Command apply_tag_row_rule

The apply_rule command has one to one mapping to the functionality of Ranger. The same is not true for command apply_tag_row_rule. It introduces a more general tag usage than Ranger provides. In Ranger you can have one row filtering rule per table and the rule is only valid for one table. In a large environment it is desirable to have one rule for all tables with a specific tag. This works if naming is very systematic of columns this can be reached. For instance, we have a table customer and one order. Both have a field customer_id. We want to only show users within a whitelist. In Ranger we must have one row filtering per table, one for customer and one for order. Both tables have the tag PII_table. With apply_tag_row_rule we only need one rule.

{
  "command": "apply_tag_row_rule",
  "filters": [{
    "groups": [],
    "users": ["pii_etl"],
    "tagFilterExprs": [{
      "tags": ["PII_table"],
      "filterExpr": "exists (select 1 from whitelist where whitelist.customer_id=${table}.customer_id)"
    }]
  }],
  "policy": {
    "service": "${installation}_hive",
    "name": "${project_name}_${environment}_${schema}_${table}",
    "description": "Whitelist rowfiltering policy for Service: ${schema}.${table} in ${environment}.",
    "policyType": 2,
    "isEnabled": true,
    "resources": {
      "database": {
        "isExcludes": false,
        "values": ["${schema}_${environment}"],
        "isRecursive": false
      },
      "table": {
        "isExcludes": false,
        "values": ["${table}"],
        "isRecursive": false
      }
    },
    "isAuditEnabled": true
  }
}

In the example above shows the rule described. We have a policy section like for the row filtering policy described for the apply_rule command. We do also have filters section. From the example above the filter shall be self explanatory. Though, note the reference to ${table} in filterExpr. You can also see the same variable within the policy. The tag PII_table will expand to several tables. One policy per table will be created.

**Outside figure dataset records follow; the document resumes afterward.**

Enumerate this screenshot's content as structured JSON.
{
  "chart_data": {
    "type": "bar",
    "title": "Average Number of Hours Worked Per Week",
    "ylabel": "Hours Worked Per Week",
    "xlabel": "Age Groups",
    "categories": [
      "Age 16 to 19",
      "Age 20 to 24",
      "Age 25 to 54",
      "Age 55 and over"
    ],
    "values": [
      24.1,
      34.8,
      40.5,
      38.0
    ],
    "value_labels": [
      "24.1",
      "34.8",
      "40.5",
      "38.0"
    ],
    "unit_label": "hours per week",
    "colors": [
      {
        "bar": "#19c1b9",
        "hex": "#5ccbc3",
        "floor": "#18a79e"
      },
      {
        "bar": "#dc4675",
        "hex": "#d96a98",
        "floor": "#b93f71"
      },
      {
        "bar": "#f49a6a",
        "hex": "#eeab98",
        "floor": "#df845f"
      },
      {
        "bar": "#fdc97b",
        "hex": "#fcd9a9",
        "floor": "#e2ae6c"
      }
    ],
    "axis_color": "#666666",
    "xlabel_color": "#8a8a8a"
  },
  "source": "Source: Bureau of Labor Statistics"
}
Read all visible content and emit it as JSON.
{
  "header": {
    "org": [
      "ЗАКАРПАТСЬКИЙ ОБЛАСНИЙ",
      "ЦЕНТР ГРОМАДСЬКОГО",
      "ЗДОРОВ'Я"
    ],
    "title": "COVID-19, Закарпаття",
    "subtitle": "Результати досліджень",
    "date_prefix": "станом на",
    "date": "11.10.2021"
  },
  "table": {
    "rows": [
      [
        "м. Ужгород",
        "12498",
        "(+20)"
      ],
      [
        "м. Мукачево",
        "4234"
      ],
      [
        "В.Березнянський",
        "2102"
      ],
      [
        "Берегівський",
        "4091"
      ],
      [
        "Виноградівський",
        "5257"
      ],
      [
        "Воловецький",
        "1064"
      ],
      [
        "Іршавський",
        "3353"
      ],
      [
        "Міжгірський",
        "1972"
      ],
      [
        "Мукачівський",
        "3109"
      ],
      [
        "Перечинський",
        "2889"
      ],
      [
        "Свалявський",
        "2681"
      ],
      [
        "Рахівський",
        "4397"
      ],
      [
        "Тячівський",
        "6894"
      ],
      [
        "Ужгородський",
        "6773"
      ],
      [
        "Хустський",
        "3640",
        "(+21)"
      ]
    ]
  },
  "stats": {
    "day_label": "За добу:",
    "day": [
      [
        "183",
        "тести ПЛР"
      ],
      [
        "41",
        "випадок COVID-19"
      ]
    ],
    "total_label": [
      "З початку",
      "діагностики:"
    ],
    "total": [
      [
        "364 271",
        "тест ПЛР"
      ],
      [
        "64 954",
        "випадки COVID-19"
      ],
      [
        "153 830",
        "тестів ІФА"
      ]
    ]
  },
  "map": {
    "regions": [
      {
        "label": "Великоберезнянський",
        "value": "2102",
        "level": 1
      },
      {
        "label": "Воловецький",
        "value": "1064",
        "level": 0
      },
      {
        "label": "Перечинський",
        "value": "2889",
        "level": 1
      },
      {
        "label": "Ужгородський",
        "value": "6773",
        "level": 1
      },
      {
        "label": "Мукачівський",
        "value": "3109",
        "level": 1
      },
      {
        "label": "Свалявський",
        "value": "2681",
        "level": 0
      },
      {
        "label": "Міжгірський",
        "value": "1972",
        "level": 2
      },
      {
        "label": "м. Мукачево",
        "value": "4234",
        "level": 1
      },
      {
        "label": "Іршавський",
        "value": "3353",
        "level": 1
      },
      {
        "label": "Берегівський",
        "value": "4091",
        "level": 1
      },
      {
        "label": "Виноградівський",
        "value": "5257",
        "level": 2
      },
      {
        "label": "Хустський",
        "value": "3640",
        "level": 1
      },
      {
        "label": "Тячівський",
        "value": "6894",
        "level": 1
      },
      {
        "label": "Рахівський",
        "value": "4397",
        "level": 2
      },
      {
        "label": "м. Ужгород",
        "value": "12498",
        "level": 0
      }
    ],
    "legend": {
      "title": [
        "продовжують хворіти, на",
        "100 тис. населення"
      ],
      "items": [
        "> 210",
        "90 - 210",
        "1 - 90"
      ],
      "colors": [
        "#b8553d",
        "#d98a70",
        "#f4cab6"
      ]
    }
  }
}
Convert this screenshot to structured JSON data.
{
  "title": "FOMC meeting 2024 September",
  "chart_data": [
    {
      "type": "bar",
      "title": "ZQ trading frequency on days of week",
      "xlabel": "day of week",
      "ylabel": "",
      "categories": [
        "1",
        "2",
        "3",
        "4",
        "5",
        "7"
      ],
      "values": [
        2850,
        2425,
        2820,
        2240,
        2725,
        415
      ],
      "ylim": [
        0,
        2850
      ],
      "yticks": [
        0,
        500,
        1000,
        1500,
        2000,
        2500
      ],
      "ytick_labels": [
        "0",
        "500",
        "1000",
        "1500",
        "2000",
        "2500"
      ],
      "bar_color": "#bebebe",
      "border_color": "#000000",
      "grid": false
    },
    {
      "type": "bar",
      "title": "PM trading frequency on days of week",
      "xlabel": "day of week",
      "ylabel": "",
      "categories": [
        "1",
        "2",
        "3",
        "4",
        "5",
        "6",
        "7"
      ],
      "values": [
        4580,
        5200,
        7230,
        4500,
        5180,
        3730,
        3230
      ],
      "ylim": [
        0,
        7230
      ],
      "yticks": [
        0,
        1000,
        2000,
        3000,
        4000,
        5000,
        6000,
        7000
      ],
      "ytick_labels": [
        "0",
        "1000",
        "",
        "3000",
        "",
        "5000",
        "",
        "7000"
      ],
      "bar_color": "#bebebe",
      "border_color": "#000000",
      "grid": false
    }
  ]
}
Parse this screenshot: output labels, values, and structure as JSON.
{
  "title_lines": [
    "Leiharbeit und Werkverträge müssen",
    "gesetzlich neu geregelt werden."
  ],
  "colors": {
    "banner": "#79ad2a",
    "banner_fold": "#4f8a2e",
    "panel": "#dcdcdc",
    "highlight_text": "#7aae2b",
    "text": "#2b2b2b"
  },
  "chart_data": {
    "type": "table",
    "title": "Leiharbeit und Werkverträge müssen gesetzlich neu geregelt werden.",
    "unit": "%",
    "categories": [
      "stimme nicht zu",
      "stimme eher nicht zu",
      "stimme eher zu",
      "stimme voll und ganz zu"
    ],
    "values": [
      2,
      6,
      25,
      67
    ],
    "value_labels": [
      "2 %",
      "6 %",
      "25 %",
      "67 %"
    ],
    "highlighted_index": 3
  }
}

The filter expression is inserted into the policy and the ${table} is expanded to the current table.

If multiple tags are provided in one tag filter expression, tables must have all tags applied to match.

Several matching filters to one table means the filter expression is added together with and.

Note that policytool uses the tag definitions from the csv files and not from Atlas.